SpacePaint gives you great-looking results, especially when you start combining overlays in creative ways, but it does have some drawbacks. The interface is pretty drab, and it seems like it could have been designed a bit better. One annoyance is that it doesn't default to moving the effect once you've applied it, and I found myself touching the screen repeatedly only to remember that I had to touch a move button in the lower left in order to reposition the effect. It's a small issue, but it just seems like the natural next step is to move the overlay around for the best look.
When you're done applying overlays to your image, you have the option to save it to your photo library, share on Instagram or Facebook, or you can open it in another photo effects app for more edits.
SpacePaint has a ton of overlays to choose from (with more seemingly on the way) and lets you use as many as you want on one image to get just the look you want. Though it has some interface issues, this app has the most designs of this collection, and with a little practice you can create really neat-looking images.
WowFX ($1.99) offers a few more features than the other two, letting you adjust the opacity of effects and play with both layers and filters.

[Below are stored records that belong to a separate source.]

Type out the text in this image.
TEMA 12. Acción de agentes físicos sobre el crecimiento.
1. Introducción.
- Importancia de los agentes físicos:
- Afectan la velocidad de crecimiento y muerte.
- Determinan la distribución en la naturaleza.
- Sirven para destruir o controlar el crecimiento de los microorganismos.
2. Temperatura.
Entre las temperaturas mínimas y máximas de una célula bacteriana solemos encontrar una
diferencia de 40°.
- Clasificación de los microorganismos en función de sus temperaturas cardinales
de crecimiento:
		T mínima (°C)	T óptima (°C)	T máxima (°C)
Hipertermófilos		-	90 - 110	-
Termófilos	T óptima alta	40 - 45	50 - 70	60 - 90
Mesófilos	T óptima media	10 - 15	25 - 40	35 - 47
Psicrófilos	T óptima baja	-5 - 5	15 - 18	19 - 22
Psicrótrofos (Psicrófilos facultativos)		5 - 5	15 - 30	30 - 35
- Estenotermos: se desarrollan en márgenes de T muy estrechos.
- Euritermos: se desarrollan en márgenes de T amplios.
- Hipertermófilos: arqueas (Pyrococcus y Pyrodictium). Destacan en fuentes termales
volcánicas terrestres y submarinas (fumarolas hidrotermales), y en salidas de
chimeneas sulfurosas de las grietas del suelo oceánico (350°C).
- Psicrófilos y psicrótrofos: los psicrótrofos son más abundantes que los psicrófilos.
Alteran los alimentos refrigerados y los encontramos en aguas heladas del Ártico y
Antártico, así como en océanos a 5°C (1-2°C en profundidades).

Once you have a freshly snapped photo or picked one from your photo library, WowFX lets you position the photo exactly the way you want. On the next screen there is an effect button where you can either add another photo to blend with the first or you can select from several neon design overlays. Whichever you choose, on the next screen you'll be able to reposition, resize, and rotate the effect to make it fit with your image. There are also options to add a mask to hide parts of the effect, adjust opacity, or mirror the effect. With the effect in place, you can add as many effects as you want using the same simple process. Even if you don't like a particular effect you added at an earlier stage, you can always touch a Layers button at the bottom and change or remove it from your image.
Once you think you have the perfect combination of effects, you can touch Next to go onto the next step in the process. WowFX has the option to browse filters like you see in more traditional photo effects apps and them for a even more outlandish look.
When you're finished, you can either go back through the steps and change specific elements, save it to your photo library, or export it to another photo manipulation app on your iPhone. One drawback here is there are no options in this app to send to social networks besides Instagram and there is no way to send via e-mail or SMS. Obviously you can also do that from photo library, but it would be nice if it could be accomplished within the app.
WowFX takes a couple of practice runs before you get the hang of it, but the capability to add multiple effects, work with layers, and apply filters afterward makes this option very flexible -- even if you don't get all the sharing options you might want.